Mindestens 45 kurdische Milizionäre und pro-syrische Regierungskräfte wurden in den letzten Stunden bei mindestens 25 Bombenangriffen der Türkei auf die so genannte Autonome Verwaltung von Nord- und Ostsyrien, die halbautonome Einheit unter der Kontrolle der Kurdenmiliz Syrian Democratic Forces (SDF), getötet, die als Vergeltung für den Anschlag vom vergangenen Wochenende in Istanbul angeordnet wurden.
Das türkische Verteidigungsministerium kündigte am späten Samstag den Beginn der Operation «Garra-Espada» im Nordirak und in Syrien an, die sich gegen die kurdischen Gruppen richtet, die Ankara für die Explosion auf der Istiklal-Allee am vergangenen Sonntag verantwortlich macht, bei der es mindestens sechs Tote und 81 Verletzte gab.
«Es ist an der Zeit, abzurechnen», sagte das Ministerium in der Erklärung, in der die Operation angekündigt wurde, und rechtfertigte die Bombardierung «mit dem Recht auf Selbstverteidigung, das sich aus Artikel 51 der UN-Charta ergibt», so die offizielle türkische Nachrichtenagentur Anatolia.

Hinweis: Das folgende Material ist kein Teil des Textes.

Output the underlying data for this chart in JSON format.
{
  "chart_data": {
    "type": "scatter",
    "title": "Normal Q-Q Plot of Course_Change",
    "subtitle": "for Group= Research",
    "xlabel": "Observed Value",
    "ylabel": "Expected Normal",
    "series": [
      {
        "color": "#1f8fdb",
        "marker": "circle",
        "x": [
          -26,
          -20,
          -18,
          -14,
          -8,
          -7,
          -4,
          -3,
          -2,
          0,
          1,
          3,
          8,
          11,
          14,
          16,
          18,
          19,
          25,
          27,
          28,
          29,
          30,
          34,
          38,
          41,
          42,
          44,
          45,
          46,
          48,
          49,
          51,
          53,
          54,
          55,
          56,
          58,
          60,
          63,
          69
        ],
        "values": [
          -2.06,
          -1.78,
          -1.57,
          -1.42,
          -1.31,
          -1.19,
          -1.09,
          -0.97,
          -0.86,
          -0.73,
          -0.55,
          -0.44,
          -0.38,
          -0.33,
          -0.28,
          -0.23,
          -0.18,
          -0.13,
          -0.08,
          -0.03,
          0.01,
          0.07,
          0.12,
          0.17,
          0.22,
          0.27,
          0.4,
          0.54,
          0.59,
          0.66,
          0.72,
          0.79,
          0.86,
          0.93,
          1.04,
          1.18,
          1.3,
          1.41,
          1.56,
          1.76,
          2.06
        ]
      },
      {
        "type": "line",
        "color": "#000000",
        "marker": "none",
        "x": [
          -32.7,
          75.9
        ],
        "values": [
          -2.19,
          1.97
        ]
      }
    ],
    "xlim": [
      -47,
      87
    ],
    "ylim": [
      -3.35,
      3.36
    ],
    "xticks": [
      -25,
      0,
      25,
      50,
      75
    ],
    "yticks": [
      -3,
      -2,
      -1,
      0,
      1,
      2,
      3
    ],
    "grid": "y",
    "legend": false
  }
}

Die Syrische Beobachtungsstelle für Menschenrechte hat auf ihrer Website bestätigt, dass bei mehreren Angriffen in al-Hasaka und Raqa mindestens 15 Menschen getötet wurden – neun Mitglieder der SDF und sechs syrische Kräfte.
Die Anschläge ereigneten sich wenige Tage, nachdem Ankara die Arbeiterpartei Kurdistans (PKK) für den tödlichen Bombenanschlag vom vergangenen Sonntag im Zentrum Istanbuls verantwortlich gemacht hatte. Außerdem betrachtet die Türkei die Volksschutzeinheiten (YPG), die Hauptkomponente der SDF, als eine Erweiterung der PKK, die in der Türkei als terroristische Organisation gilt.

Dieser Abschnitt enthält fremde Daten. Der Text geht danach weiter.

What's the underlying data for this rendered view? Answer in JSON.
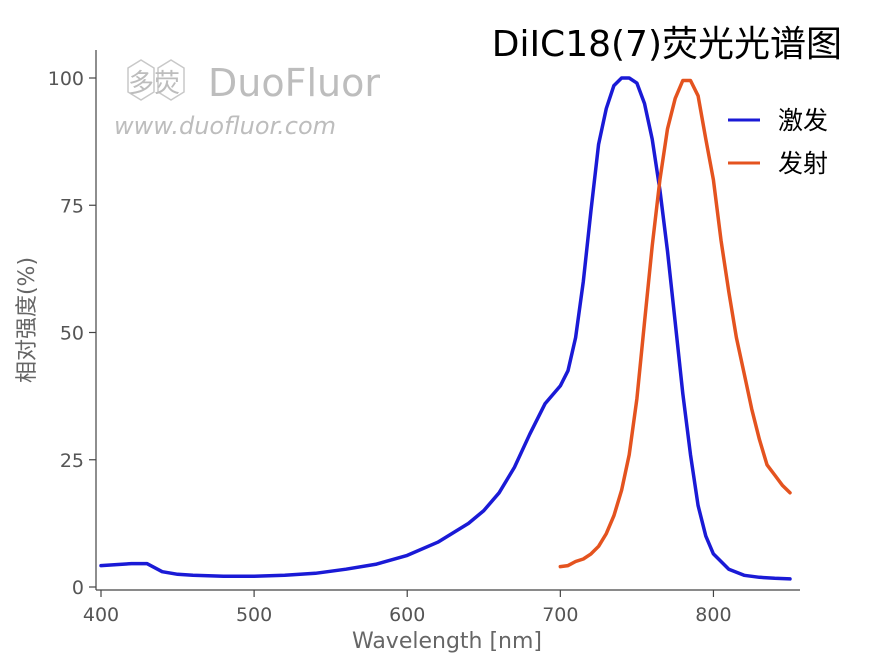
{
  "chart_data": {
    "type": "line",
    "title": "DiIC18(7)荧光光谱图",
    "xlabel": "Wavelength [nm]",
    "ylabel": "相对强度(%)",
    "xlim": [
      400,
      850
    ],
    "ylim": [
      0,
      105
    ],
    "xticks": [
      400,
      500,
      600,
      700,
      800
    ],
    "yticks": [
      0,
      25,
      50,
      75,
      100
    ],
    "grid": false,
    "legend_position": "top-right",
    "series": [
      {
        "name": "激发",
        "color": "#1a1ad6",
        "x": [
          400,
          410,
          420,
          430,
          440,
          450,
          460,
          480,
          500,
          520,
          540,
          560,
          580,
          600,
          620,
          640,
          650,
          660,
          670,
          680,
          690,
          700,
          705,
          710,
          715,
          720,
          725,
          730,
          735,
          740,
          745,
          750,
          755,
          760,
          765,
          770,
          775,
          780,
          785,
          790,
          795,
          800,
          810,
          820,
          830,
          840,
          850
        ],
        "y": [
          4.2,
          4.4,
          4.6,
          4.6,
          3.0,
          2.5,
          2.3,
          2.1,
          2.1,
          2.3,
          2.7,
          3.5,
          4.5,
          6.2,
          8.8,
          12.5,
          15.0,
          18.5,
          23.5,
          30.0,
          36.0,
          39.5,
          42.5,
          49.0,
          60.0,
          74.0,
          87.0,
          94.0,
          98.5,
          100.0,
          100.0,
          99.0,
          95.0,
          88.0,
          78.0,
          66.0,
          52.0,
          38.0,
          26.0,
          16.0,
          10.0,
          6.5,
          3.5,
          2.3,
          1.9,
          1.7,
          1.6
        ]
      },
      {
        "name": "发射",
        "color": "#e4531f",
        "x": [
          700,
          705,
          710,
          715,
          720,
          725,
          730,
          735,
          740,
          745,
          750,
          755,
          760,
          765,
          770,
          775,
          780,
          785,
          790,
          795,
          800,
          805,
          810,
          815,
          820,
          825,
          830,
          835,
          840,
          845,
          850
        ],
        "y": [
          4.0,
          4.2,
          5.0,
          5.5,
          6.5,
          8.0,
          10.5,
          14.0,
          19.0,
          26.0,
          37.0,
          52.0,
          67.0,
          80.0,
          90.0,
          96.0,
          99.5,
          99.5,
          96.5,
          88.0,
          80.0,
          68.0,
          58.0,
          49.0,
          42.0,
          35.0,
          29.0,
          24.0,
          22.0,
          20.0,
          18.5
        ]
      }
    ]
  },
  "watermark": {
    "brand": "DuoFluor",
    "cn": "多荧",
    "url": "www.duofluor.com"
  }
}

Beide Gruppen haben jegliche Beteiligung an dem Angriff, bei dem sechs Menschen ums Leben kamen, bestritten, doch der türkische Innenminister erklärte, er habe den «Verdacht», dass der Befehl aus der Stadt Kobane, einem der Hauptziele dieser neuen Kampagne, erteilt wurde.

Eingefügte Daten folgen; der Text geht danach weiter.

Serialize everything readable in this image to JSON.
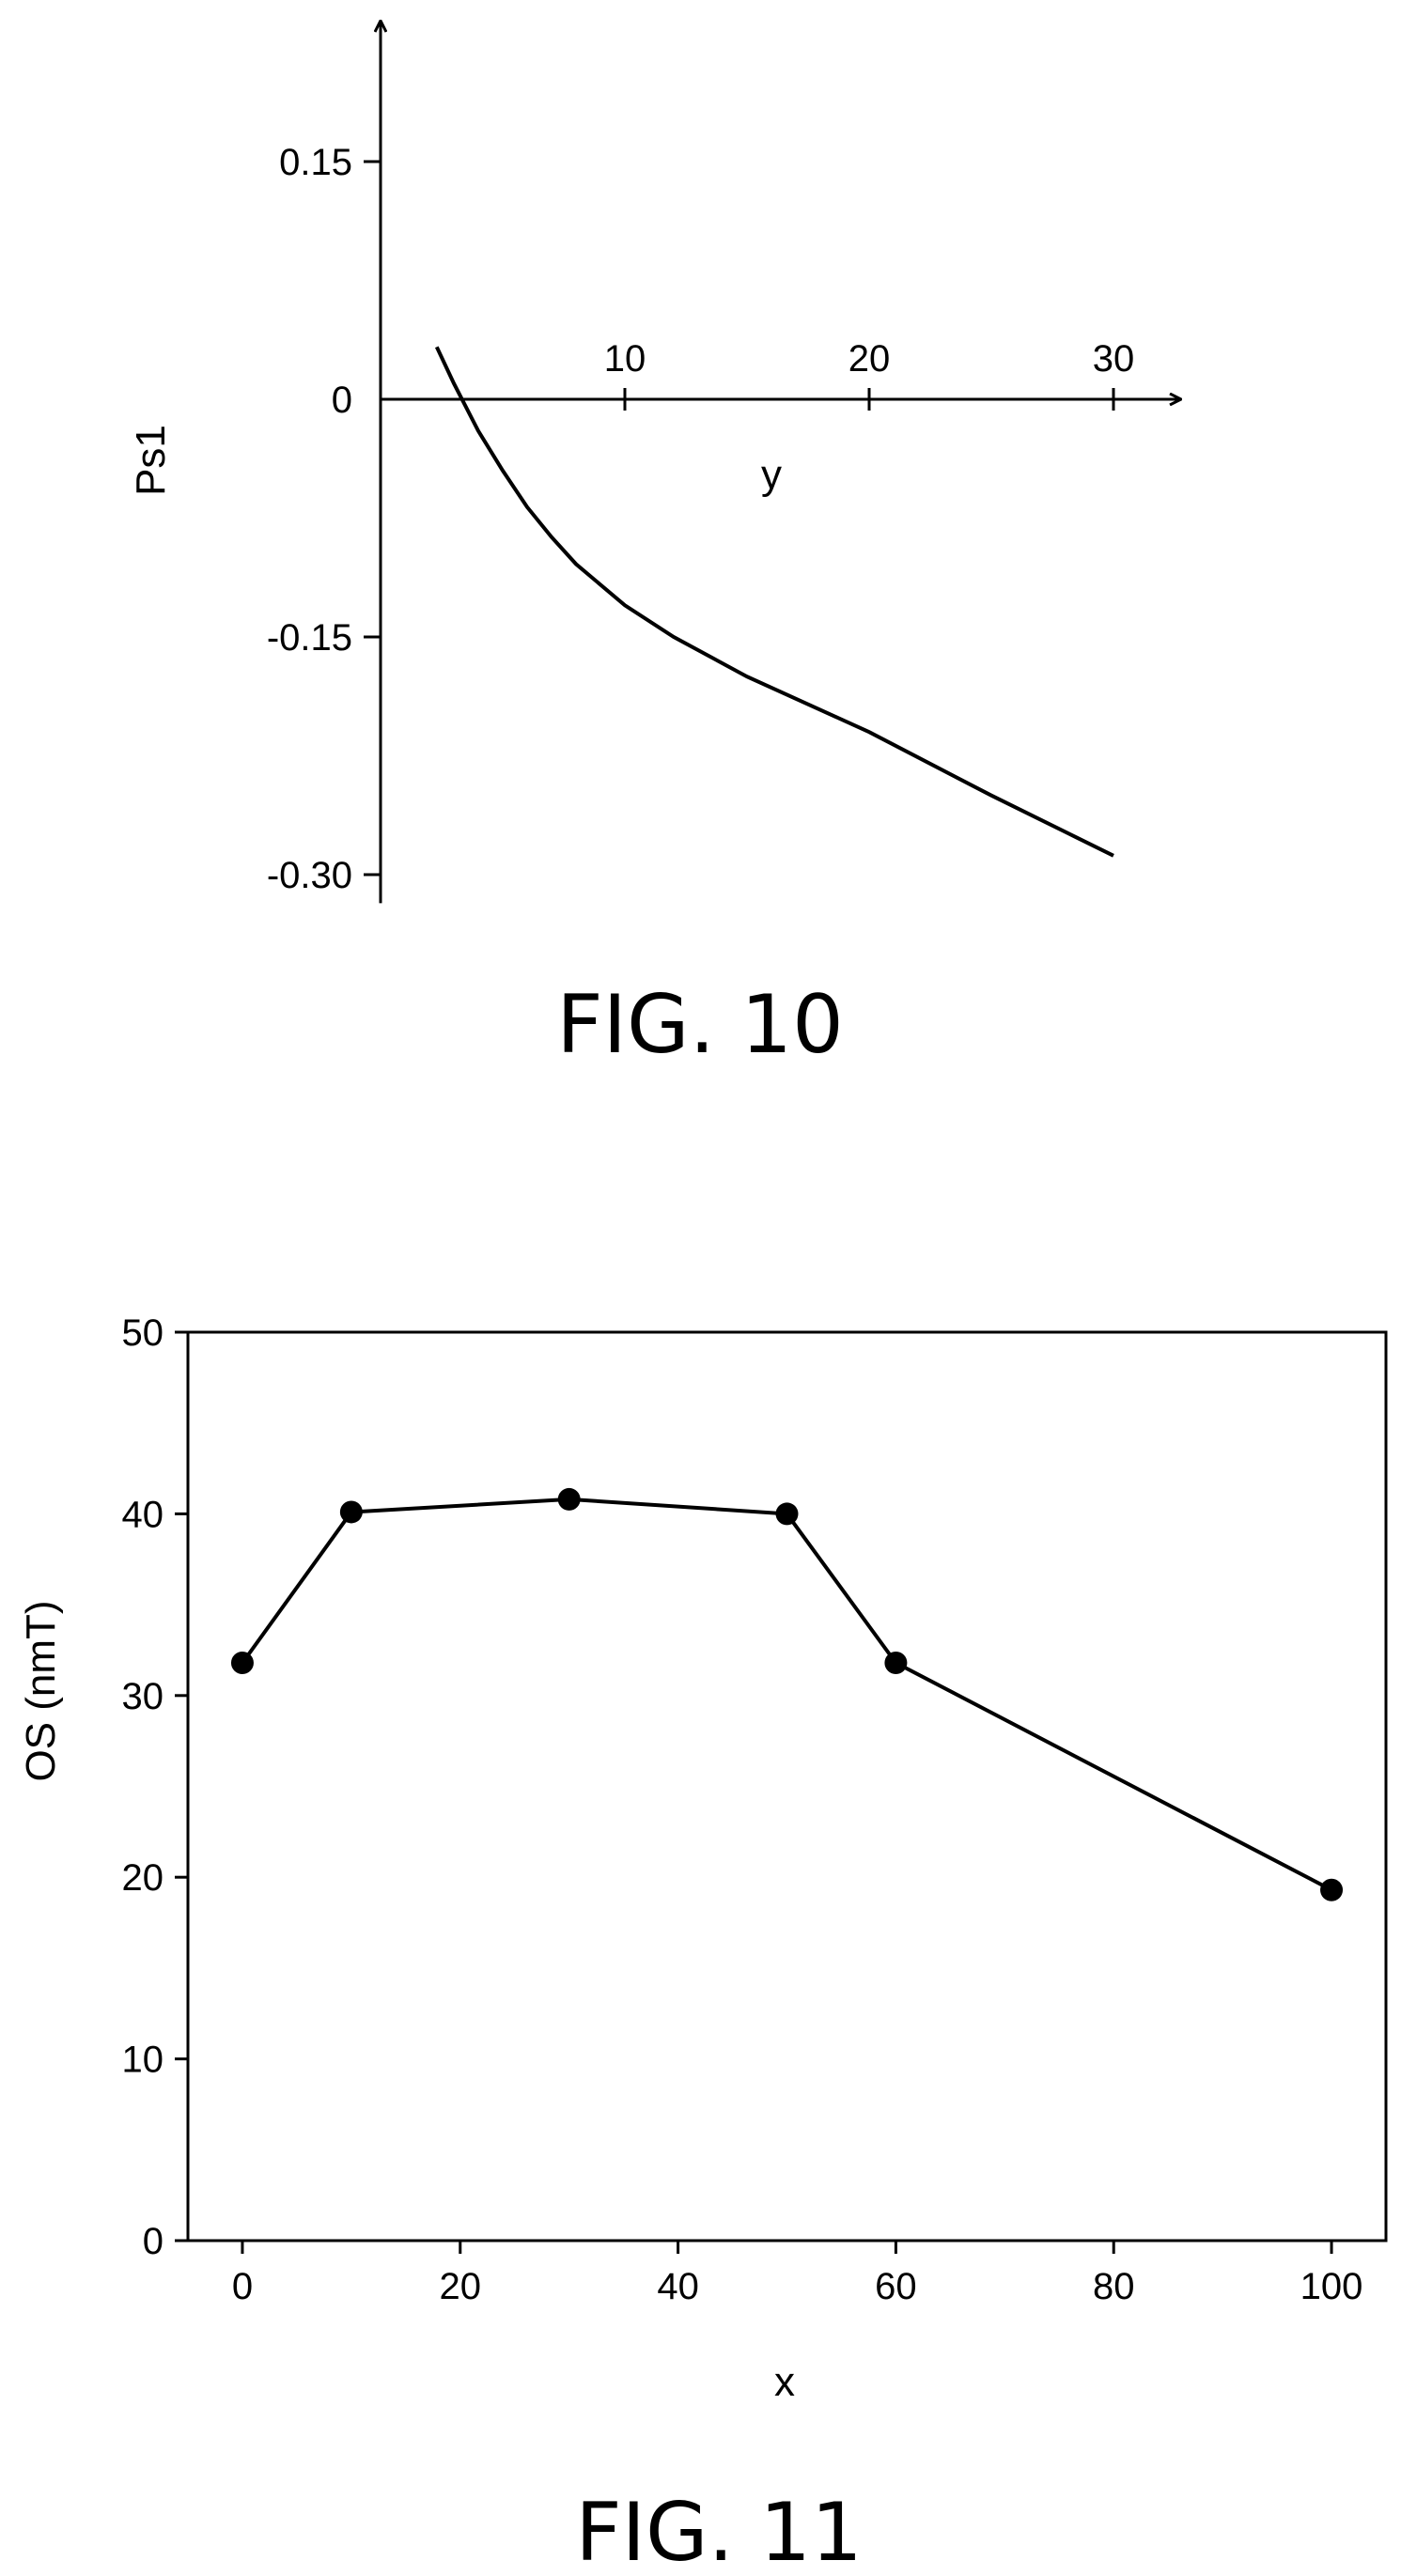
{
  "chart_data": [
    {
      "type": "line",
      "caption": "FIG. 10",
      "xlabel": "y",
      "ylabel": "Ps1",
      "xlim": [
        0,
        32
      ],
      "ylim": [
        -0.3,
        0.18
      ],
      "x_ticks": [
        10,
        20,
        30
      ],
      "x_tick_labels": [
        "10",
        "20",
        "30"
      ],
      "y_ticks": [
        0.15,
        0,
        -0.15,
        -0.3
      ],
      "y_tick_labels": [
        "0.15",
        "0",
        "-0.15",
        "-0.30"
      ],
      "grid": false,
      "series": [
        {
          "x": [
            2.3,
            3.0,
            4.0,
            5.0,
            6.0,
            7.0,
            8.0,
            10.0,
            12.0,
            15.0,
            20.0,
            25.0,
            30.0
          ],
          "y": [
            0.033,
            0.01,
            -0.02,
            -0.045,
            -0.068,
            -0.087,
            -0.104,
            -0.13,
            -0.15,
            -0.175,
            -0.21,
            -0.25,
            -0.288
          ]
        }
      ]
    },
    {
      "type": "line",
      "caption": "FIG. 11",
      "xlabel": "x",
      "ylabel": "OS (nmT)",
      "xlim": [
        -5,
        105
      ],
      "ylim": [
        0,
        50
      ],
      "x_ticks": [
        0,
        20,
        40,
        60,
        80,
        100
      ],
      "x_tick_labels": [
        "0",
        "20",
        "40",
        "60",
        "80",
        "100"
      ],
      "y_ticks": [
        0,
        10,
        20,
        30,
        40,
        50
      ],
      "y_tick_labels": [
        "0",
        "10",
        "20",
        "30",
        "40",
        "50"
      ],
      "grid": false,
      "markers": "filled-circle",
      "series": [
        {
          "x": [
            0,
            10,
            30,
            50,
            60,
            100
          ],
          "y": [
            31.8,
            40.1,
            40.8,
            40.0,
            31.8,
            19.3
          ]
        }
      ]
    }
  ]
}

In seiner ersten Bilanz am Sonntag erklärte der türkische Verteidigungsminister Hulusi Akar, die Operation habe erfolgreich «terroristische Unterstände, Bunker, Höhlen, Tunnel und Lagerhäuser» zerstört, und ein «Hauptquartier der Terrororganisation wurde ebenfalls angegriffen und zerstört».
«Unser Ziel ist es, die Sicherheit unserer 85 Millionen Bürger und unserer Grenzen zu gewährleisten und auf jeden verräterischen Angriff auf unser Land zu reagieren», betonte Akar.
ZUSTAND DER «KATASTROPHE»
Der Kommandeur der SDF, General Mazlum Abdi, bezeichnete die Ereignisse in AANES am Sonntag als «große Katastrophe» und rief die Familien in der Region auf, zu Hause zu bleiben. «Wir tun alles, was wir können, um eine größere Katastrophe zu vermeiden. Wenn ein Krieg ausbricht, werden alle davon betroffen sein», warnte er in Erklärungen, die von der kurdischen Nachrichtenagentur Rudaw veröffentlicht wurden.
Kobane wurde 2014 vom Islamischen Staat (ISIS) erobert, aber von kurdischen Kräften, die mit den USA verbündet sind, vertrieben. Die SDF sind ein wichtiger Verbündeter der USA im Krieg gegen ISIS und haben von Washington eine umfangreiche militärische Ausbildung erhalten. Erst am Samstag hatte das US-Generalkonsulat in Erbil eine Sicherheitswarnung vor einer bevorstehenden türkischen Offensive in der Region Kurdistan und im Nordosten Syriens herausgegeben, während das Außenministerium seinen Bürgern von Reisen in das Gebiet abriet.